LONDON — World stocks laid low by a call for new elections in Greece and prolonged agony in the eurozone wavered in nervous trade on Wednesday as fears of a Greek exit from the euro lingered.
Investors were encouraged by a 1.1 percent jump in US industrial production in April over March and a surge in new home construction that beat analyst expectations, but concerns over the eurozone still weighed on sentiment.
The euro hit a four-month low and borrowing rates for eurozone countries signalled alarm, with the spread — the difference in interest rates — between 10-year Spanish and German bonds hitting a record high.
The first meeting Tuesday between German leader Angela Merkel and new French President Francois Hollande did little to soothe nerves, with Berlin again insisting Wednesday that Athens cannot change the terms of its massive bailout.
“This is an aid programme that was prepared down to the last detail, we cannot renegotiate it,” German Finance Minister Wolfgang Schaeuble told Deutschlandfunk radio.
The European Union backed his view, with the head of the European Commission, Jose Manuel Barroso, warning there was “no way” of changing the terms of the rescue packaged.
In Britain, the Bank of England said that challenges in eurozone were “the single biggest threat to the recovery”.
The failure of eurozone nations to address their problems “could have severe implications for the UK economy,” the Bank of England said as it slashed its growth forecast for Britain this year to just under 1.0 percent.
The feeling that Greeks had taken yet another step towards the unknown was reflected in remarks by the head of the International Monetary Fund and the Greek president.
IMF chief Christine Lagarde openly referred to the possibility of Greece having to leave the eurozone, telling France 24 television Tuesday: “It is something that would be extremely expensive and would pose great risks but it is part of options that we must technically consider.”

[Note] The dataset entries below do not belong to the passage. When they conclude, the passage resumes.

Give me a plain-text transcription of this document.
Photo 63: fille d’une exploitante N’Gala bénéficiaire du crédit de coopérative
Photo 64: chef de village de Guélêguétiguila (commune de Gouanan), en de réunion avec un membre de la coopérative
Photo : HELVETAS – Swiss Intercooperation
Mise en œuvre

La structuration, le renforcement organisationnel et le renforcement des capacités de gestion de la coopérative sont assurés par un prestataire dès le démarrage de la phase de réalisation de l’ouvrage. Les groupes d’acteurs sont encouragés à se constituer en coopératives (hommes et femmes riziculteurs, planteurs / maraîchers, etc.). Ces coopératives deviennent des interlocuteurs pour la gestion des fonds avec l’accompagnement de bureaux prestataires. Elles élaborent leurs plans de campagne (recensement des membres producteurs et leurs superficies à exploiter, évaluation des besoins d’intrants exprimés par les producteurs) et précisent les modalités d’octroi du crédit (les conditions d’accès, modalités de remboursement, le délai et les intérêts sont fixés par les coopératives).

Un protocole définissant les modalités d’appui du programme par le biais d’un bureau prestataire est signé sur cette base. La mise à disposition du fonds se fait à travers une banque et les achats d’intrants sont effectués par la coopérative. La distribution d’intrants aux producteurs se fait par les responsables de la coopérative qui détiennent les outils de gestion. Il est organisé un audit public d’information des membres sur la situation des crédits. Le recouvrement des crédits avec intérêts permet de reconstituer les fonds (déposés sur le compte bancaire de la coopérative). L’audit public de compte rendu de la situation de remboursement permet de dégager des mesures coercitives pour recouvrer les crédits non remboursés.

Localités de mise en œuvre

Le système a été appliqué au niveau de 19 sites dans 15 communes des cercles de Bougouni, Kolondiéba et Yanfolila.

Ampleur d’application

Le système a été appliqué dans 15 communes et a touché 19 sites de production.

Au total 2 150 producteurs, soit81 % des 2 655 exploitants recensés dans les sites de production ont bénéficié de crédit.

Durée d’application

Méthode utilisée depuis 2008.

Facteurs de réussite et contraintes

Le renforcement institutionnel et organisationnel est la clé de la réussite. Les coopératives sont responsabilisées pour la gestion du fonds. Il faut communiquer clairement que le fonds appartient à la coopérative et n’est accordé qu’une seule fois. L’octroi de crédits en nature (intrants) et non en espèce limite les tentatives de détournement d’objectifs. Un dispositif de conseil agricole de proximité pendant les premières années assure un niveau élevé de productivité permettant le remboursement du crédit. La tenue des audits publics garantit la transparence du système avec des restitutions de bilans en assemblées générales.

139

And Greek President Carolos Papoulias said that Greeks were withdrawing savings from banks, at the rate of some 700 million euros ($894 million) on Monday alone.
Papoulias said Greek banks were in a very difficult predicament and that the central bank believed the situation “would worsen in the next two days” and risked turning into panic.
The International Monetary Fund meanwhile heaped praise on radical reforms enacted in debt-burdened Italy by Prime Minister Mario Monti.
“The progress is really a model when considering progress across Europe,” IMF director for Europe Reza Moghadam told reporters in Rome after an annual assessment of the Italian economy.
The alarm stalking the streets of Greece, dealing room screens and and meetings among policymakers arises from the failure of Greek politicians to form a government and the calling of a new election in June.
Given the sudden rise of left-wing parties bent on tearing up the bailout deal, the central issue is whether Greeks will vote to reject conditions tied to a second debt rescue, or will vote in a government committed to enacting reforms.
At the close, London’s benchmark FTSE 100 index of top companies lost 0.60 percent to 5,405.25 points and in Frankfurt, the DAX 30 dropped 0.26 percent to 6,384.26 points.
But in Paris the CAC 40 gained 0.31 percent to 3,048.67 points after a largely successful bond auction by the French government, the first since Hollande took office.
Madrid sank 1.33 percent in volatile trade and Milan slipped 0.21 percent.
US stocks were higher, buoyed by figures showing a rebound in US industrial production and new home construction in April.
At around 1600 GMT, the Dow Jones Industrial Average added 0.32 percent, the S&P 500 rose 0.29 percent, while the tech-heavy Nasdaq was up 0.15 percent.
In Asia, stocks in Tokyo fell by 1.12 percent and Hong Kong shares slumped 3.19 percent.
The euro struck a four-month low point at $1.2681. It later pulled back to $1.2726, which compared with $1.2728 late in New York on Tuesday. The dollar firmed to 80.31 Japanaese yen from 80.23 yen on Tuesday.